Theanine maintains sleep quality in healthy young women by suppressing the increase in caffeine-induced wakefulness after sleep onset.
Study Goal
The researchers aimed to determine whether theanine improves sleep quality in healthy young women when caffeine negatively affects it.
Results Summary
The study found that theanine suppressed caffeine-induced increases in wake after sleep onset (WASO) time, suggesting it mitigates caffeine's negative effects on sleep quality.
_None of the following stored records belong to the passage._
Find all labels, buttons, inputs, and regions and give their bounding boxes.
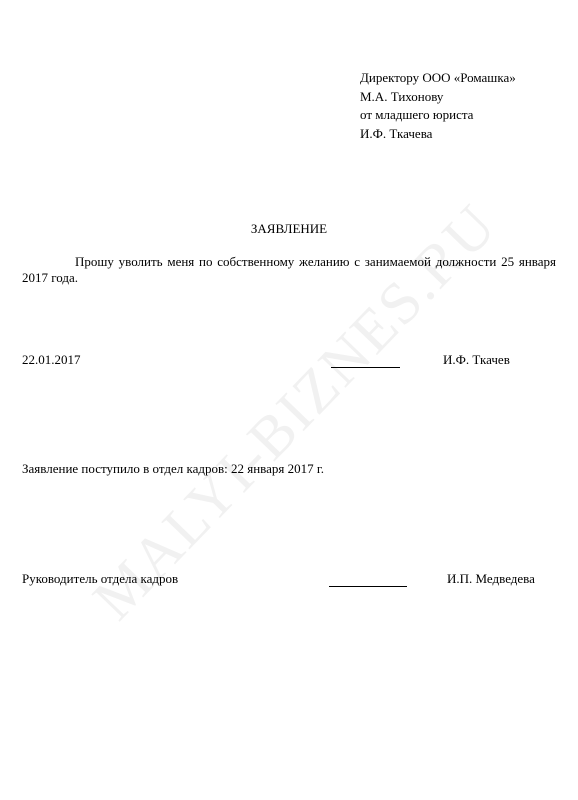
- hr-name: И.П. Медведева: [447, 571, 535, 587]
- document-body: Прошу уволить меня по собственному желан…: [22, 254, 556, 286]
- addressee-line: от младшего юриста: [360, 106, 516, 125]
- addressee-line: М.А. Тихонову: [360, 88, 516, 107]
- body-paragraph: Прошу уволить меня по собственному желан…: [22, 254, 556, 286]
- applicant-date: 22.01.2017: [22, 352, 81, 368]
- received-note: Заявление поступило в отдел кадров: 22 я…: [22, 461, 324, 477]
- addressee-line: Директору ООО «Ромашка»: [360, 69, 516, 88]
- hr-position: Руководитель отдела кадров: [22, 571, 178, 587]
- document-title: ЗАЯВЛЕНИЕ: [0, 221, 578, 237]
- hr-signature-line: [329, 586, 407, 587]
- addressee-line: И.Ф. Ткачева: [360, 125, 516, 144]
- applicant-name: И.Ф. Ткачев: [443, 352, 510, 368]
- applicant-signature-line: [331, 367, 400, 368]
- addressee-block: Директору ООО «Ромашка» М.А. Тихонову от…: [360, 69, 516, 143]
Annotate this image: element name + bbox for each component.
No significant differences were observed in sleep-onset latency or number of WASOs between the theanine or combined theanine-caffeine groups and the placebo.
Population
Healthy young women
Effective Dosage
50 mg theanine, 30 mg caffeine
Duration
Not specified in the abstract
Interactions
None mentioned
| Intervention | Direction | Endpoint | Population | Dosage | Impact | Claim # |
|---|---|---|---|---|---|---|
caffeine | increase | WASO time | healthy young women | - | showed a significant increase | #1 |
theanine | no change | WASO time | healthy young women | - | no difference was observed | #2 |
combined theanine and caffeine (TC) | no change | WASO time | healthy young women | - | no difference was observed | #3 |
theanine | no change | sleep-onset latency | healthy young women | - | no differences | #4 |
caffeine | no change | sleep-onset latency | healthy young women | - | no differences | #5 |
combined theanine and caffeine (TC) | no change | sleep-onset latency | healthy young women | - | no differences | #6 |
theanine | no change | number of WASOs | healthy young women | - | no differences | #7 |
caffeine | no change | number of WASOs | healthy young women | - | no differences | #8 |
combined theanine and caffeine (TC) | no change | number of WASOs | healthy young women | - | no differences | #9 |
theanine | decrease | caffeine-induced increase in the WASO time | healthy young women | - | suppressed | #10 |
theanine | decrease | caffeine's effects on sleep quality | - | - | can reduce | #11 |
Energy drinks take advantage of caffeine's effects on wakefulness and performance; however, excessive intake has a negative effect on sleep. Green tea is consumed worldwide and has both a stimulating effect from caffeine and a calming or relaxing effect from theanine. Theanine reduces the excitotoxicity of caffeine. This study evaluated whether theanine improves the sleep quality worsened by caffeine in healthy young women. Sleep latency, sleep time, wake after sleep onset (WASO) time, and the number of WASOs were measured. A crossover study was performed using four treatment groups: theanine (50 mg), caffeine (30 mg), combined theanine and caffeine (TC), and placebo. The sleep stage was determined using electroencephalograms, and cerebral blood flow was measured using near-infrared spectroscopy. The caffeine group showed a significant increase in the WASO time compared with the placebo group; no difference was observed between the theanine or TC group and the placebo group. There were no differences in the sleep-onset latency or number of WASOs between the theanine, caffeine, or TC groups and the placebo group. In combination with theanine, only the caffeine-induced increase in the WASO time was suppressed. Our results suggest that theanine can reduce caffeine's effects on sleep quality.